The first four (2 male; 2 female) American Peace Corps Volunteers arrived in Dhankuta Bazaar in Fall, 1962 to work as teachers in the two high schools. In October, 1963 three male PCVs arrived to help establish the new Panchayat development program.

From 1963 Nepal was divided into 75 Panchayat Districts, and the traditional Dhankuta administrative region was divided up into about six of the panchayat districts. The power of the Bada Hakim was transferred to the central governments appointed Panchayat Development Officer and each districts elected Panchayat President.

During the pre-panchayat period Dhankuta Bazaar prided itself as being in the cultural vanguard, a relatively progressive community with its own intellectual elite. Dhankuta Bazaar, already in the 1930s, had the only high school in Nepal to be located outside of the Kathmandu Valley. Early on it added a girls high school and a two-year college.

Then and now there is a sharp contrast between Dhankuta Bazaar and the surrounding rural villages. The town is a commercial center and has a population that is primarily Newar. The surrounding area is agricultural and the population is made up of many caste/tribal groups, notably Rais and Limbus with increasing numbers of Tibetans.

Dhankuta Bazaar, on the North-South Koshi Highway, is now the administrative headquarters for the Eastern Development Region, and is home to a number of offices for NGOs and aid agencies serving in the area. The large bazaar of Hile further up the road, is an important trading centre and major road head, serving the remote hinterlands of the Arun valley and Bhojpur. Villagers walk for many days from surrounding districts to trade in Hile and Dhankuta bazaars, although road building in the district may reduce the importance of these centres.

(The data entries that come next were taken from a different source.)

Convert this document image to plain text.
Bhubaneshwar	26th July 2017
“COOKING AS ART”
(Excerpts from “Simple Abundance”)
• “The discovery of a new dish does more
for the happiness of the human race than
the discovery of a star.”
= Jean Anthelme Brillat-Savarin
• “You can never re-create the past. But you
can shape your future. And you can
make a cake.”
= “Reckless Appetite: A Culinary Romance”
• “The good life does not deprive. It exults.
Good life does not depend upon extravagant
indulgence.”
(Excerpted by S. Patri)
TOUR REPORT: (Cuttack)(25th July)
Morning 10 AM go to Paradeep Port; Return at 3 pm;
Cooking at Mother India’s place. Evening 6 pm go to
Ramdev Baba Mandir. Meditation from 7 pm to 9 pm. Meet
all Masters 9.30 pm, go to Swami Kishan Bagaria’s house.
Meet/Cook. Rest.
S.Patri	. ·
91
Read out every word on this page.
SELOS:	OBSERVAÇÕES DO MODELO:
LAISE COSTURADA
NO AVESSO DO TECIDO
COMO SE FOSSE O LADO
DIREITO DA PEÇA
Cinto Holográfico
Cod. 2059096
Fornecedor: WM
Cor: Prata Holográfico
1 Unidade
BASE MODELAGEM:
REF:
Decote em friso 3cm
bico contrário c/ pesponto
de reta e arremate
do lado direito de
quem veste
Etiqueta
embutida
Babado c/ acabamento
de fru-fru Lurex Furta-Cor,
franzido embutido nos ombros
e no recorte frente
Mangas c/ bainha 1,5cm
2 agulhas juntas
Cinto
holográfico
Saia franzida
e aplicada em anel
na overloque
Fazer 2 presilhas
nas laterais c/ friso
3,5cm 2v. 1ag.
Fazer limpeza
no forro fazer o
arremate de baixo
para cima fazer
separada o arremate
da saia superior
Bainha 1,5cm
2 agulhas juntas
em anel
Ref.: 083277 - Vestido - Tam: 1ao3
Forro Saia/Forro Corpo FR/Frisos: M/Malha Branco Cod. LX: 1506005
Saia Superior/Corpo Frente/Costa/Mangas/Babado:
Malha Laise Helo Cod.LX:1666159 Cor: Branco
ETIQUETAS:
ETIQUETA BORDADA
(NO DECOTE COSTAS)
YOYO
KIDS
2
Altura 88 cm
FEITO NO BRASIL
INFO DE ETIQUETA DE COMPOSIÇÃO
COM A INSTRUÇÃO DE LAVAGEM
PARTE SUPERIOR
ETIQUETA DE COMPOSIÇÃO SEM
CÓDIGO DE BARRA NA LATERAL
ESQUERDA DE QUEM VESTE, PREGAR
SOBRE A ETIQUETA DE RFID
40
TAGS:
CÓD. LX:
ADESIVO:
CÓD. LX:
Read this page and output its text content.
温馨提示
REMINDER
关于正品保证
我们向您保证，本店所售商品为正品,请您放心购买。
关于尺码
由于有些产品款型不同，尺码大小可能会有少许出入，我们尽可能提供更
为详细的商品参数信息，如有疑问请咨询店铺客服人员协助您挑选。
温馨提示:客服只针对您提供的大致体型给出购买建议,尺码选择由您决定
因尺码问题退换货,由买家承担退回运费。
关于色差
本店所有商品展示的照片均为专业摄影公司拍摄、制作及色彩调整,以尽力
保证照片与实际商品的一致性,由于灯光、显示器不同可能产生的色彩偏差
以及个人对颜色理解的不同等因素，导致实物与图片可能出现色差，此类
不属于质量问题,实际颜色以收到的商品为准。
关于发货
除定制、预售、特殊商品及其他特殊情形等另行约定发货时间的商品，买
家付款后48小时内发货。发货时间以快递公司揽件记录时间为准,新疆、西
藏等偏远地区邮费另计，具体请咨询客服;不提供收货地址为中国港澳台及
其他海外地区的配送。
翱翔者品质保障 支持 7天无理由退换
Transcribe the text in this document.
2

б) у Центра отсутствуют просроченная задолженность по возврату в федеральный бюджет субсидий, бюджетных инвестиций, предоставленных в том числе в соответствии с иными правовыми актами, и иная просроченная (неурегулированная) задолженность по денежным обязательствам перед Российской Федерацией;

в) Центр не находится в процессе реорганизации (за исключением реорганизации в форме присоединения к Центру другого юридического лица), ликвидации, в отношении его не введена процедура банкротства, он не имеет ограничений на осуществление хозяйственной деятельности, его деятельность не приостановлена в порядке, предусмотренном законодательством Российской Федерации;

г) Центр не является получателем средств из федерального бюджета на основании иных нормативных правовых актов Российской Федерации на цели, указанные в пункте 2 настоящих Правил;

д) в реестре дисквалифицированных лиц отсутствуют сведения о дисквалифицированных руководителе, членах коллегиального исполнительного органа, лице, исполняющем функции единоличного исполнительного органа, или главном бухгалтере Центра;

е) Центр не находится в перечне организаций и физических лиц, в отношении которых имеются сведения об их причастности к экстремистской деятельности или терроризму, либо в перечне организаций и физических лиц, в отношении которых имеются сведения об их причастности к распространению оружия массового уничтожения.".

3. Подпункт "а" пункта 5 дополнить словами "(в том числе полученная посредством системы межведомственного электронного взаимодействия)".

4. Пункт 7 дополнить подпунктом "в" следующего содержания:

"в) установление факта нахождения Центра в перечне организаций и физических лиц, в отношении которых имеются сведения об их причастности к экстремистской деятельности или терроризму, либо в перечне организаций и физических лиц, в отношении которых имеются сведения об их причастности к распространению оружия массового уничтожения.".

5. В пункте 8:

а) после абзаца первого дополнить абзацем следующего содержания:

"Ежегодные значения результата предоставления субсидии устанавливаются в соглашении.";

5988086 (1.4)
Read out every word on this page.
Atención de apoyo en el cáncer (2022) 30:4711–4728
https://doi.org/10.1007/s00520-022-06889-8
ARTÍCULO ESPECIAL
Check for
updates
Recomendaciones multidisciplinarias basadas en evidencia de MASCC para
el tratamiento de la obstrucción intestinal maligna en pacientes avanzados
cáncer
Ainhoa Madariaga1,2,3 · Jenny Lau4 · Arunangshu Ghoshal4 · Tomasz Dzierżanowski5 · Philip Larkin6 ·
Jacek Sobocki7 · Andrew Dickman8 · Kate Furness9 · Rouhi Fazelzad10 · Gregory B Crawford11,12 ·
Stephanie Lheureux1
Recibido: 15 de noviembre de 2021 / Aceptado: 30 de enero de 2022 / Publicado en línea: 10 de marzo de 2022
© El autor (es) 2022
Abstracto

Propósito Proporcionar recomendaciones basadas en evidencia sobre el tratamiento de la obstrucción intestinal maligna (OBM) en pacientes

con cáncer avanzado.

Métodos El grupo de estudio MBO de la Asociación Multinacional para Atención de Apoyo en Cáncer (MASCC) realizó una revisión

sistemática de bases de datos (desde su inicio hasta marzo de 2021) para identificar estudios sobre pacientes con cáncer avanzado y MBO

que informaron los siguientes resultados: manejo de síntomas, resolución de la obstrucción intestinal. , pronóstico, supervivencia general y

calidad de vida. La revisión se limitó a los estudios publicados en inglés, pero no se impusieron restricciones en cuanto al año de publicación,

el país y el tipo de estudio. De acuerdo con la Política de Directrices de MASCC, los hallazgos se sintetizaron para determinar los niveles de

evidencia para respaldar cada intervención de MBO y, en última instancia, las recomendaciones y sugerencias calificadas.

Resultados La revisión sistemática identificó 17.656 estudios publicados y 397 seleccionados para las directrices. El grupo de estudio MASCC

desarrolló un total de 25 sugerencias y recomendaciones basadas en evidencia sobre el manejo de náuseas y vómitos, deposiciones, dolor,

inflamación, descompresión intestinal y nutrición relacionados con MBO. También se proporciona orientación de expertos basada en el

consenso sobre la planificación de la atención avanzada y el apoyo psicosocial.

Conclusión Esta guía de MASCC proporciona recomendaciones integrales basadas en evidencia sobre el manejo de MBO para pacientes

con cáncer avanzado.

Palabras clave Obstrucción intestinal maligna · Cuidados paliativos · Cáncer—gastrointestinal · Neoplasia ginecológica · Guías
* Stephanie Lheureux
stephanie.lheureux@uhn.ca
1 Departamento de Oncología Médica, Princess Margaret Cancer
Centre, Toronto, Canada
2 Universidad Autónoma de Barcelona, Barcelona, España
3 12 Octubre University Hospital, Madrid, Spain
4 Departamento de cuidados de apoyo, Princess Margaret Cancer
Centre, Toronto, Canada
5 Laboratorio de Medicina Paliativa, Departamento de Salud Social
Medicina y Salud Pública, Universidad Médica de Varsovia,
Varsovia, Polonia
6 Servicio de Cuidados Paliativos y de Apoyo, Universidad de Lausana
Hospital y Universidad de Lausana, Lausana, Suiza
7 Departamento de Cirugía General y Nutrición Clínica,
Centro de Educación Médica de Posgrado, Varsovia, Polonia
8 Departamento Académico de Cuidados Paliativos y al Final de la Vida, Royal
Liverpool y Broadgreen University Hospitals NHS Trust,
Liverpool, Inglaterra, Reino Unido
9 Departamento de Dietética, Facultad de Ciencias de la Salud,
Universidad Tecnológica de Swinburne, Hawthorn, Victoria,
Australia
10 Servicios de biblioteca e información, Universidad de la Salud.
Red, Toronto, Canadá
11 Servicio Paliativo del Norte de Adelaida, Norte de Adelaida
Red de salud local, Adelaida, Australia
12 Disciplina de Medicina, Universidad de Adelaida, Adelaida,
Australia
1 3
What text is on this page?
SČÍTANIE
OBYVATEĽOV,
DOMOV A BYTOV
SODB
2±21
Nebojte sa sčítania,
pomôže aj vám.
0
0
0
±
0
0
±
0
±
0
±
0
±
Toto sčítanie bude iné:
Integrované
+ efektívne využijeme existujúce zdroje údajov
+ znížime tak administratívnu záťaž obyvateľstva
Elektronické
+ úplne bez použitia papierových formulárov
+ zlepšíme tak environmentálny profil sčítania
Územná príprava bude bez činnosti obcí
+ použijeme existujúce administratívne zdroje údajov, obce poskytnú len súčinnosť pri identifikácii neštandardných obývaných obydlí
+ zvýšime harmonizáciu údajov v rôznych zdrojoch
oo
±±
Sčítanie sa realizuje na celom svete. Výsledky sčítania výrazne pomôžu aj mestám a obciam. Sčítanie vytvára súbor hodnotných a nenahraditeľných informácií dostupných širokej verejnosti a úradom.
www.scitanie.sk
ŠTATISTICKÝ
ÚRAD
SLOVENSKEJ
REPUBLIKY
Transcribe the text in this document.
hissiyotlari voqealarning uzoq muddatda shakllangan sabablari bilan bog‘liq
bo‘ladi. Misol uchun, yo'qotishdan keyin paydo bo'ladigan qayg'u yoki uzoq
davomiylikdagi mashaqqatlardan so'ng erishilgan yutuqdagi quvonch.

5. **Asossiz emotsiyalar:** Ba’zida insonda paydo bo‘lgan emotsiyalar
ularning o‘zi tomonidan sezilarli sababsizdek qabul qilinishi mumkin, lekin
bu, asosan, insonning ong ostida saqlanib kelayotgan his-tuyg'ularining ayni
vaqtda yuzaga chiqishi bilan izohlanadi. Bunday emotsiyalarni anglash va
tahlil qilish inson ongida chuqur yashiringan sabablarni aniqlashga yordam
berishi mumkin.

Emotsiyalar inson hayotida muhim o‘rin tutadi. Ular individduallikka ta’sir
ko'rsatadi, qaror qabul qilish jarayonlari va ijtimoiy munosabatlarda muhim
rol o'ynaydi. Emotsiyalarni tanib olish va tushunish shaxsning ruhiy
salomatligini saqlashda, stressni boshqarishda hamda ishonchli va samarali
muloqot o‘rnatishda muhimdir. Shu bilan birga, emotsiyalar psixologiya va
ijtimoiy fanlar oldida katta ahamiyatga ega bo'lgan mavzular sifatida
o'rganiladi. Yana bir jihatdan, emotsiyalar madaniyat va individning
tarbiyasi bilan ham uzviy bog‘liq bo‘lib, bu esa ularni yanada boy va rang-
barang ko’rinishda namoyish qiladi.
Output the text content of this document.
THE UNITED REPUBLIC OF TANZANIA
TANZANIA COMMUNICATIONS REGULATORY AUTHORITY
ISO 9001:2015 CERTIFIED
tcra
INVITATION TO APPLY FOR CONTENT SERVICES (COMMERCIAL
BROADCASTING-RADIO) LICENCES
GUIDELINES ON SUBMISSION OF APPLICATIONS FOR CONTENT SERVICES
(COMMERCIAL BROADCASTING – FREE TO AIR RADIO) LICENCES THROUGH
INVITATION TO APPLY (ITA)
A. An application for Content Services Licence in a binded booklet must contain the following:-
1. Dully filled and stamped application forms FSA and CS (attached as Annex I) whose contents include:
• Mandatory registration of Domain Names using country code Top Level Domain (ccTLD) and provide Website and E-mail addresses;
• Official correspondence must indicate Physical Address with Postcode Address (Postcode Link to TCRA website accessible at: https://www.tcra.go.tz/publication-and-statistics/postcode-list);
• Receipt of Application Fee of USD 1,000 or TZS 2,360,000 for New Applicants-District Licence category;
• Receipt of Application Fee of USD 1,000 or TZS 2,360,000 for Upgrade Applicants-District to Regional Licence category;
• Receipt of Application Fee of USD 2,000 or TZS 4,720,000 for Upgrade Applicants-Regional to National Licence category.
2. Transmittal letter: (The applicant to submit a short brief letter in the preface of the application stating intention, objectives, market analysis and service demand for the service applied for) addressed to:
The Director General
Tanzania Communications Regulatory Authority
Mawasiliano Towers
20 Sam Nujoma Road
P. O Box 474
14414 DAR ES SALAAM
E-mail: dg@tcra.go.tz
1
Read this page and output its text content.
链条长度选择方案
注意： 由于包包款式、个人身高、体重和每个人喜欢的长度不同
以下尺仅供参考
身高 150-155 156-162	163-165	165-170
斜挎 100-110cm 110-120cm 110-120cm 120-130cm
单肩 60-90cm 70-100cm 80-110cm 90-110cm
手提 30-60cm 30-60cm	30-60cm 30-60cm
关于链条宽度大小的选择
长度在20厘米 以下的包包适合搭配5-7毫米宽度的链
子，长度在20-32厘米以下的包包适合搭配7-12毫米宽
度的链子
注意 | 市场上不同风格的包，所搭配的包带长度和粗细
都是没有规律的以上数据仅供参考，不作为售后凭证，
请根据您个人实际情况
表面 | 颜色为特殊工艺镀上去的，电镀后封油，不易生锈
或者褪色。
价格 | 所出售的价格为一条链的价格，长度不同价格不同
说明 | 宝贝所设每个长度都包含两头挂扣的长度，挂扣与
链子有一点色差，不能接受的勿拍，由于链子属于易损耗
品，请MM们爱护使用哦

The vegetation zones in the district range from sub-tropical Sal forest along the Tamur and Arun rivers, and cooler temperate forests on some of the high ridges that mark the watershed between the two catchments. The altitude ranges from around 300m to 2500m. The majority of the population are involved in agriculture and crops include maize, rice and millet. Important cash crops include citrus fruits, cauliflower, cabbage, ginger, and in recent years, tea. A well-preserved forest (Rani Bhan - Queens Forest) spreads along a ridge line on the northwest side of the village, with well-developed mature stands of rhododendron and sal (pine) trees.